Quelques préliminaires « as usual »
Encore et toujours Rossini, encore et toujours Il Barbiere di Siviglia ; mais aussi encore et toujours Beaumarchais qui sur la trilogie de Figaro (ses œuvres les plus connues) en a laissé deux à la légende de l’opéra, pour des raisons différentes, Le barbier de Séville et Le mariage de Figaro. On oublie d’ailleurs qu’il est l’auteur du livret de Tarare, l’opéra de Salieri (1787).
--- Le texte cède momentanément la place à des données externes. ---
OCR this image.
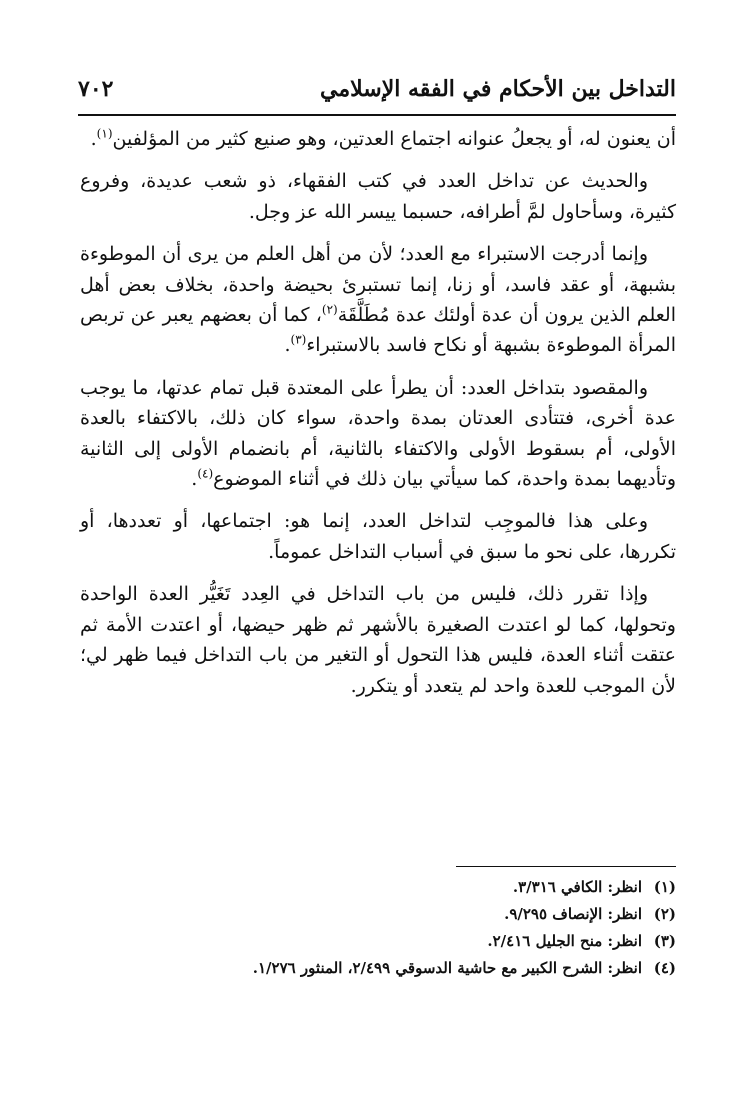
التداخل بين الأحكام في الفقه الإسلامي
٧٠٢

أن يعنون له، أو يجعلُ عنوانه اجتماع العدتين، وهو صنيع كثير من المؤلفين$^{(١)}$.

والحديث عن تداخل العدد في كتب الفقهاء، ذو شعب عديدة، وفروع كثيرة، وسأحاول لمَّ أطرافه، حسبما ييسر الله عز وجل.

وإنما أدرجت الاستبراء مع العدد؛ لأن من أهل العلم من يرى أن الموطوءة بشبهة، أو عقد فاسد، أو زنا، إنما تستبرئ بحيضة واحدة، بخلاف بعض أهل العلم الذين يرون أن عدة أولئك عدة مُطَلَّقَة$^{(٢)}$، كما أن بعضهم يعبر عن تربص المرأة الموطوءة بشبهة أو نكاح فاسد بالاستبراء$^{(٣)}$.

والمقصود بتداخل العدد: أن يطرأ على المعتدة قبل تمام عدتها، ما يوجب عدة أخرى، فتتأدى العدتان بمدة واحدة، سواء كان ذلك، بالاكتفاء بالعدة الأولى، أم بسقوط الأولى والاكتفاء بالثانية، أم بانضمام الأولى إلى الثانية وتأديهما بمدة واحدة، كما سيأتي بيان ذلك في أثناء الموضوع$^{(٤)}$.

وعلى هذا فالموجِب لتداخل العدد، إنما هو: اجتماعها، أو تعددها، أو تكررها، على نحو ما سبق في أسباب التداخل عموماً.

وإذا تقرر ذلك، فليس من باب التداخل في العِدد تَغَيُّر العدة الواحدة وتحولها، كما لو اعتدت الصغيرة بالأشهر ثم ظهر حيضها، أو اعتدت الأمة ثم عتقت أثناء العدة، فليس هذا التحول أو التغير من باب التداخل فيما ظهر لي؛ لأن الموجب للعدة واحد لم يتعدد أو يتكرر.

(١)انظر: الكافي ٣/٣١٦.
(٢)انظر: الإنصاف ٩/٢٩٥.
(٣)انظر: منح الجليل ٢/٤١٦.
(٤)انظر: الشرح الكبير مع حاشية الدسوقي ٢/٤٩٩، المنثور ١/٢٧٦.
Certes la comédie du XVIIIe français est fortement marquée par la tradition italienne et la Comédie italienne a été pendant la première moitié du siècle la troupe officielle qui faisait vivre en quelque sorte la commedia dell’arte en France, Marivaux en sait quelque chose. Beaumarchais prend la suite, habillant les personnages de la commedia dell’arte dans une trame traditionnelle où il transforme Arlequin/Scapin en Figaro, l’homme à tout faire, le réservoir à idées. Figaro est créé en 1775, comme personnage français, créé au Théâtre Français alors qu’une première version (refusée) avait été proposée aux comédiens italiens. Figaro est le dernier avatar français de toute une tradition italienne passée aussi au filtre moliéresque avec ses variations comme Scapin.
Figaro à l’opéra commence par Paisiello, avec le premier Barbiere di Siviglia (1782), puis par Mozart dans Le Nozze di Figaro en 1786. Il faut attendre 1816 pour que le personnage soit définitivement gravé dans le marbre par Rossini, sans jamais changer de tessiture (Baryton ou baryton-basse) au contraire d’Almaviva, ténor chez Paisiello et Rossini, baryton-basse chez Mozart.
Commencer par ce rappel, c’est marquer que Don Pasquale est peut-être le dernier opéra-bouffe (dramma buffo) qui suit le schéma ouvert par la commedia dell’arte. C’est la fin d’un genre, et peut-être d’une période de l’opéra.
Signe quasi céleste, par un incroyable hasard, le tout début de 1843, c’est Don Pasquale à Paris le 3 janvier, et au loin sur les bords de l’Elbe, c’est, un jour auparavant, le 2 janvier, Der Fliegende Holländer de Richard Wagner. Le même jour ou peu s’en faut, la fin d’un monde lyrique et le début d’un autre. Fascinant.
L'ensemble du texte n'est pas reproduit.